The topic of column-wise storage has not escaped us. We are not convinced that this is good for RDF. There is a point to this for business intelligence data warehouses, no doubt, although one could argue that one could get the same IO benefit with suitably selected covering indices but this is more design work. Column storage fits in less space and is more versatile For unexpected workloads.

But we can look at the RDF case in specific. You have a quad of G, S, P, O. You have a one part index on each and you have a unique row number for each quad. Given the row number, you must get the G, S, P, and O, and given any one of these, you must get the row numbers where this occurs. If there were multi-part keys, then this would be a row store with covering indices, like Virtuoso's RDF store.

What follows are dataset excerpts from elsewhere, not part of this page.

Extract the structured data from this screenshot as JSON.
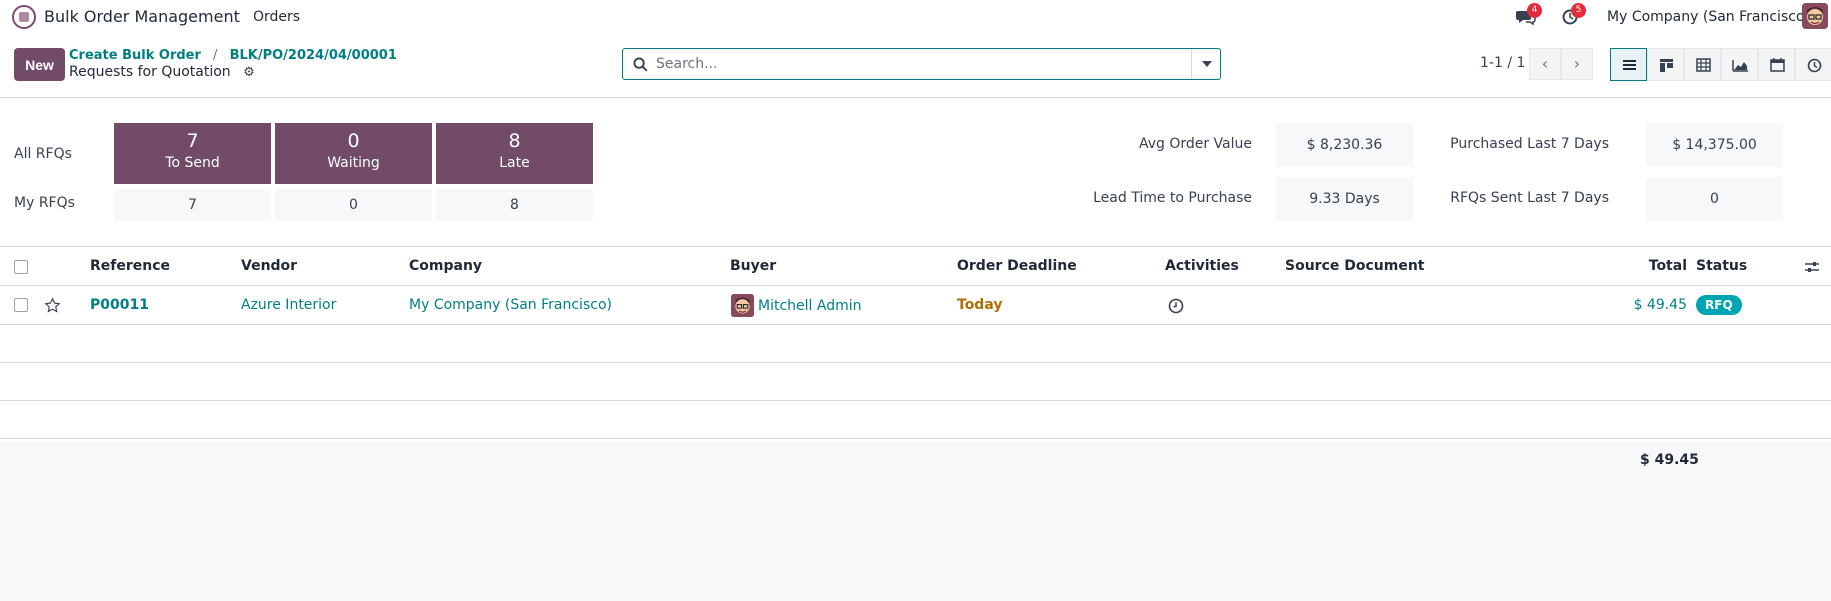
{
  "app": {
    "title": "Bulk Order Management",
    "menu_orders": "Orders"
  },
  "systray": {
    "messages_count": "4",
    "activities_count": "5",
    "company": "My Company (San Francisco)"
  },
  "breadcrumb": {
    "item1": "Create Bulk Order",
    "separator": "/",
    "item2": "BLK/PO/2024/04/00001",
    "current": "Requests for Quotation"
  },
  "control": {
    "new_label": "New",
    "search_placeholder": "Search...",
    "pager": "1-1 / 1"
  },
  "dashboard": {
    "all_rfqs_label": "All RFQs",
    "my_rfqs_label": "My RFQs",
    "tiles": [
      {
        "value": "7",
        "label": "To Send",
        "my_value": "7"
      },
      {
        "value": "0",
        "label": "Waiting",
        "my_value": "0"
      },
      {
        "value": "8",
        "label": "Late",
        "my_value": "8"
      }
    ],
    "kpis": {
      "avg_order_label": "Avg Order Value",
      "avg_order_value": "$ 8,230.36",
      "lead_time_label": "Lead Time to Purchase",
      "lead_time_value": "9.33 Days",
      "purchased_label": "Purchased Last 7 Days",
      "purchased_value": "$ 14,375.00",
      "rfqs_sent_label": "RFQs Sent Last 7 Days",
      "rfqs_sent_value": "0"
    }
  },
  "table": {
    "columns": {
      "reference": "Reference",
      "vendor": "Vendor",
      "company": "Company",
      "buyer": "Buyer",
      "deadline": "Order Deadline",
      "activities": "Activities",
      "source": "Source Document",
      "total": "Total",
      "status": "Status"
    },
    "rows": [
      {
        "reference": "P00011",
        "vendor": "Azure Interior",
        "company": "My Company (San Francisco)",
        "buyer": "Mitchell Admin",
        "deadline": "Today",
        "total": "$ 49.45",
        "status": "RFQ"
      }
    ],
    "footer_total": "$ 49.45"
  },
  "colors": {
    "brand": "#714b67",
    "link": "#017e84",
    "status_rfq": "#00a5b4",
    "today": "#b06e00"
  }
}
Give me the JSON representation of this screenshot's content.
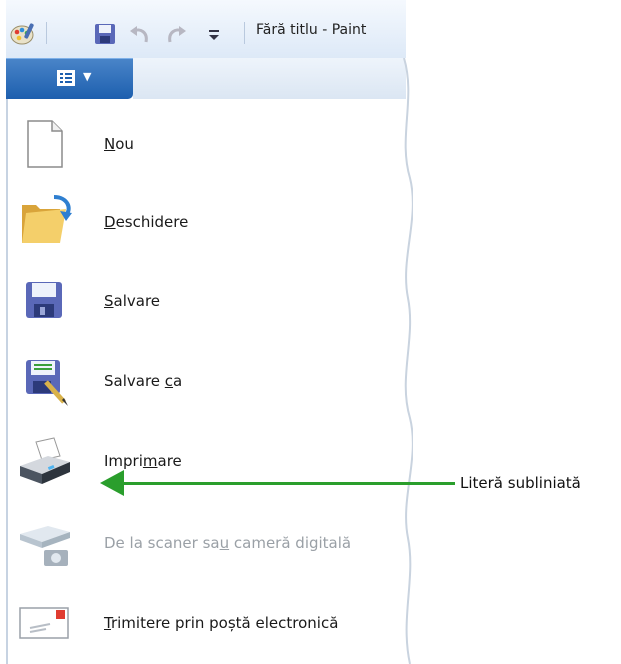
{
  "window": {
    "title": "Fără titlu - Paint",
    "quick_access": [
      "paint-app-icon",
      "save-icon",
      "undo-icon",
      "redo-icon",
      "customize-dropdown-icon"
    ]
  },
  "app_menu_button": {
    "icon": "menu-list-icon"
  },
  "menu": {
    "items": [
      {
        "pre": "",
        "u": "N",
        "post": "ou",
        "icon": "blank-document-icon",
        "enabled": true
      },
      {
        "pre": "",
        "u": "D",
        "post": "eschidere",
        "icon": "open-folder-icon",
        "enabled": true
      },
      {
        "pre": "",
        "u": "S",
        "post": "alvare",
        "icon": "floppy-disk-icon",
        "enabled": true
      },
      {
        "pre": "Salvare ",
        "u": "c",
        "post": "a",
        "icon": "save-as-icon",
        "enabled": true
      },
      {
        "pre": "Impri",
        "u": "m",
        "post": "are",
        "icon": "printer-icon",
        "enabled": true
      },
      {
        "pre": "De la scaner sa",
        "u": "u",
        "post": " cameră digitală",
        "icon": "scanner-camera-icon",
        "enabled": false
      },
      {
        "pre": "",
        "u": "T",
        "post": "rimitere prin poștă electronică",
        "icon": "email-envelope-icon",
        "enabled": true
      }
    ]
  },
  "annotation": {
    "label": "Literă subliniată",
    "color": "#2a9e2c"
  }
}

Each datum is stored 8 times. What is nice is that one can use any combination of selection criteria with equal ease and in the same working set. With the RDF workload, you end up typically referencing all parts of each quad. It is not like in the business intelligence case where the typical query accesses 4 columns of the 15 column history table. Of the 4 RDF quad keys, at least 2 are generally given. So this becomes a merge intersection of two or three indices and random lookups for the unspecified columns. Complicated control path, even if the engine is meant to do this thing alone.

We'll have to try this. We could set up Virtuoso with 4 bitmap indices, each column to row ID and then a table with the 4 columns. Then we'd get bitmap ANDs for multi-column criteria and would have to get the row by row ID. As long as we run in memory, this should perform like a column store, close enough. We get the row with all the columns once, so we compensate for the fact that a column store has a special means for dereferencing the row ID for any column.

If we optimized this specially, which would not be so terribly hard, we'd have a column store. The main new thing would be making a special index by row ID that would have the ID just once per index leaf and a bitmap for dense allocation of row IDs. The rest is not too different.

For now, we will watch. If this is the next big thing, we can get there in little time.